Storage Sensor Sampling¶
Storage Accounting with Sampling/Monitoring¶
There has been much discussion about the sampling of stored data quantities to obtain usage for UR markup.We start with these axioms:
- Data storage is a continuous usage i.e. it has a start time and an end time or duration.
- There are two mechanisms to calculate this being considered:
- record all operations which write to the storage device and delete from storage device
e.g. a gridftp server modified to record I/O inbound and delete operations - measure usage periodically
e.g. for a disk on a linux system using e.g. du
- record all operations which write to the storage device and delete from storage device
- URs do not specify a time period
- Any time period would make the record in itself inaccurate.
- Resources instead publish status information: the total size of all files stored (total allocation was also discussed) to the accounting systems via URs
- UR consumer would then derive an average/max/min value over a period of time for accounting using whatever algorithm they wished
- URs specify a time period
- URs would contain a self consistent usage value
- URs would not reflect the dynamics of the usage
For details see email thread starting here http://www.ogf.org/pipermail/ur-wg/2012-February/000504.html
Agreed (skype meeting 28/02/2012):¶
- Storage UR will specify a start and end time
- To be set by the sensor/Resource-Provider
- and subject only to local policy decisions
- (Resource provider or service software is in best place to determine sampling rates)
- Storage UR will present a data size value: N (bytes or other similar specified units c.f.
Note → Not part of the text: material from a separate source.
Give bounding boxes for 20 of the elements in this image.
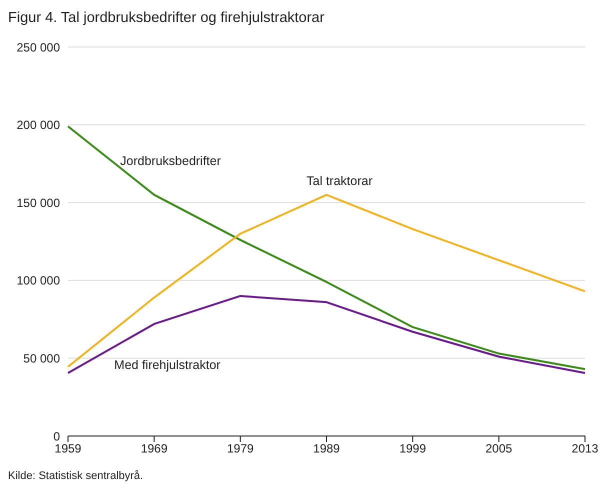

UR v1)
- i.e. not an integral value
- UR will not mandate how this value is achieved so long as it is a reasonable mechanism and is described publicly for the user to consume
- Storage UR data size value will be interpreted by UR consumers as an average constant value across the time period
Notes¶
- Allowing resource providers to determine their UR start/end time could in principle lead to very many very short period URs in the system.
- It needs to be noted that granularity will determine performance and therefore we need to request of service providers that they cut appropriately coarse grained URs.
- Sampling can still be done as often as necessary for accuracy purposes but the resulting published UR needs to consider publishing average usage over a suitably long time baseline UR.
- Would it be sensible to provide metadata in the UR to indicate the sampling process used?
- Would it be sensible to provide metadata to indicate whether the value comes from a sampling mechanism?